Friday, January 29, 2010

Cars to Giraffes, Recycled Sculpture Par Excellence


If you take walk around lakeview, lincoln park, and even some parts of downtown, you are bound to turn a corner and happen upon a neighborhood street flanked by two giant steel giraffes, or a yard scattered with bears and gorillas. It's a magical Chicago neighborhood moment, and one that I owe to the sculptor, John Kearney.

Kearney got a start as an art student, rummaging through junkyards for readily available sculpture material. What he found were car bumpers. What he made were the opposite of steel and technology: homages to the majesty of the natural world, life-size recreations of megafauna. The giraffes are around roscoe and belmont (I'm not going to tell you where since you have to find them yourself, that's part of the fun). There's a moose downtown on Michigan Avenue. A whole storybook full of characters from the Wizard of Oz border (appropriately) Oz Park. Make sure you get up close and see how he fit the bumpers perfectly into each other to create anatomically accurate figures.

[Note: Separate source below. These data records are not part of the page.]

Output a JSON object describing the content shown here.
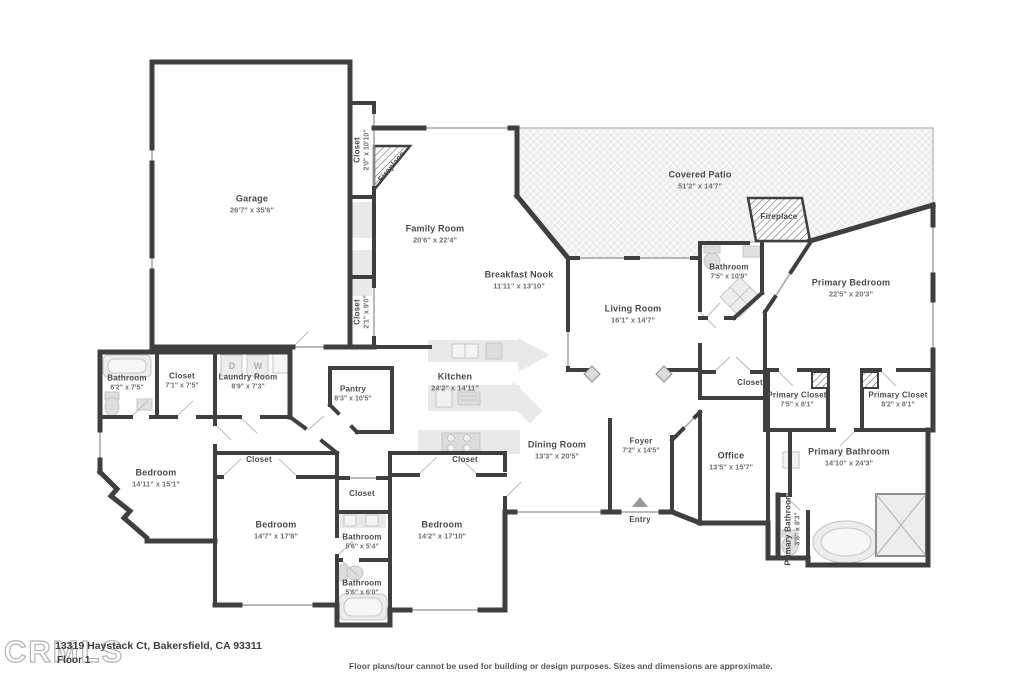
{
  "watermark": "CRMLS",
  "footer": {
    "address": "13319 Haystack Ct, Bakersfield, CA 93311",
    "floor_label": "Floor 1",
    "disclaimer": "Floor plans/tour cannot be used for building or design purposes. Sizes and dimensions are approximate."
  },
  "colors": {
    "wall": "#3f3f3f",
    "fixture": "#e9e9e9",
    "patio_check": "#ececec",
    "label_text": "#4a4a4a",
    "dims_text": "#6f6f6f"
  },
  "rooms": [
    {
      "name": "Garage",
      "dims": "26'7\" x 35'6\"",
      "x": 252,
      "y": 204
    },
    {
      "name": "Closet",
      "dims": "2'0\" x 10'10\"",
      "x": 362,
      "y": 150,
      "rot": -90,
      "cls": "sm"
    },
    {
      "name": "Fireplace",
      "dims": "",
      "x": 392,
      "y": 167,
      "rot": -50,
      "cls": "sm"
    },
    {
      "name": "Family Room",
      "dims": "20'6\" x 22'4\"",
      "x": 435,
      "y": 234
    },
    {
      "name": "Covered Patio",
      "dims": "51'2\" x 14'7\"",
      "x": 700,
      "y": 180
    },
    {
      "name": "Fireplace",
      "dims": "",
      "x": 779,
      "y": 217,
      "cls": "sm"
    },
    {
      "name": "Breakfast Nook",
      "dims": "11'11\" x 13'10\"",
      "x": 519,
      "y": 280
    },
    {
      "name": "Living Room",
      "dims": "16'1\" x 14'7\"",
      "x": 633,
      "y": 314
    },
    {
      "name": "Bathroom",
      "dims": "7'5\" x 10'9\"",
      "x": 729,
      "y": 272,
      "cls": "sm"
    },
    {
      "name": "Primary Bedroom",
      "dims": "22'5\" x 20'3\"",
      "x": 851,
      "y": 288
    },
    {
      "name": "Closet",
      "dims": "2'1\" x 9'0\"",
      "x": 362,
      "y": 312,
      "rot": -90,
      "cls": "sm"
    },
    {
      "name": "Bathroom",
      "dims": "6'2\" x 7'5\"",
      "x": 127,
      "y": 383,
      "cls": "sm"
    },
    {
      "name": "Closet",
      "dims": "7'1\" x 7'5\"",
      "x": 182,
      "y": 381,
      "cls": "sm"
    },
    {
      "name": "Laundry Room",
      "dims": "8'9\" x 7'3\"",
      "x": 248,
      "y": 382,
      "cls": "sm"
    },
    {
      "name": "Pantry",
      "dims": "8'3\" x 10'5\"",
      "x": 353,
      "y": 394,
      "cls": "sm"
    },
    {
      "name": "Kitchen",
      "dims": "24'2\" x 14'11\"",
      "x": 455,
      "y": 382
    },
    {
      "name": "Bedroom",
      "dims": "14'11\" x 15'1\"",
      "x": 156,
      "y": 478
    },
    {
      "name": "Closet",
      "dims": "",
      "x": 259,
      "y": 460,
      "cls": "sm"
    },
    {
      "name": "Bedroom",
      "dims": "14'7\" x 17'8\"",
      "x": 276,
      "y": 530
    },
    {
      "name": "Closet",
      "dims": "",
      "x": 362,
      "y": 494,
      "cls": "sm"
    },
    {
      "name": "Bathroom",
      "dims": "5'6\" x 5'4\"",
      "x": 362,
      "y": 542,
      "cls": "sm"
    },
    {
      "name": "Bathroom",
      "dims": "5'6\" x 6'0\"",
      "x": 362,
      "y": 588,
      "cls": "sm"
    },
    {
      "name": "Closet",
      "dims": "",
      "x": 465,
      "y": 460,
      "cls": "sm"
    },
    {
      "name": "Bedroom",
      "dims": "14'2\" x 17'10\"",
      "x": 442,
      "y": 530
    },
    {
      "name": "Dining Room",
      "dims": "13'3\" x 20'5\"",
      "x": 557,
      "y": 450
    },
    {
      "name": "Foyer",
      "dims": "7'2\" x 14'5\"",
      "x": 641,
      "y": 446,
      "cls": "sm"
    },
    {
      "name": "Entry",
      "dims": "",
      "x": 640,
      "y": 520,
      "cls": "sm"
    },
    {
      "name": "Office",
      "dims": "13'5\" x 15'7\"",
      "x": 731,
      "y": 461
    },
    {
      "name": "Closet",
      "dims": "",
      "x": 750,
      "y": 383,
      "cls": "sm"
    },
    {
      "name": "Primary Closet",
      "dims": "7'5\" x 8'1\"",
      "x": 797,
      "y": 400,
      "cls": "sm"
    },
    {
      "name": "Primary Closet",
      "dims": "8'2\" x 8'1\"",
      "x": 898,
      "y": 400,
      "cls": "sm"
    },
    {
      "name": "Primary Bathroom",
      "dims": "14'10\" x 24'3\"",
      "x": 849,
      "y": 457
    },
    {
      "name": "Primary Bathroom",
      "dims": "3'8\" x 8'3\"",
      "x": 793,
      "y": 529,
      "rot": -90,
      "cls": "sm"
    }
  ],
  "fixture_labels": [
    {
      "text": "D",
      "x": 232,
      "y": 366
    },
    {
      "text": "W",
      "x": 258,
      "y": 366
    }
  ]
}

The real jewel in the John Kearney decorative gammut is a house on belden in lincoln park that I can only find when I'm not looking for it. I sware this is true! It's a painted lady, with each victorian embellishment painted a candy color. The yard is littered with sculptures. My guess is home of the artist, but I can't say for sure. I walked by once and saw someone working on the house. I called out to ask a question but he was either deaf of studiously ignored my "excuse me?"s. Sometimes it's better to just appreciate than know, I guess.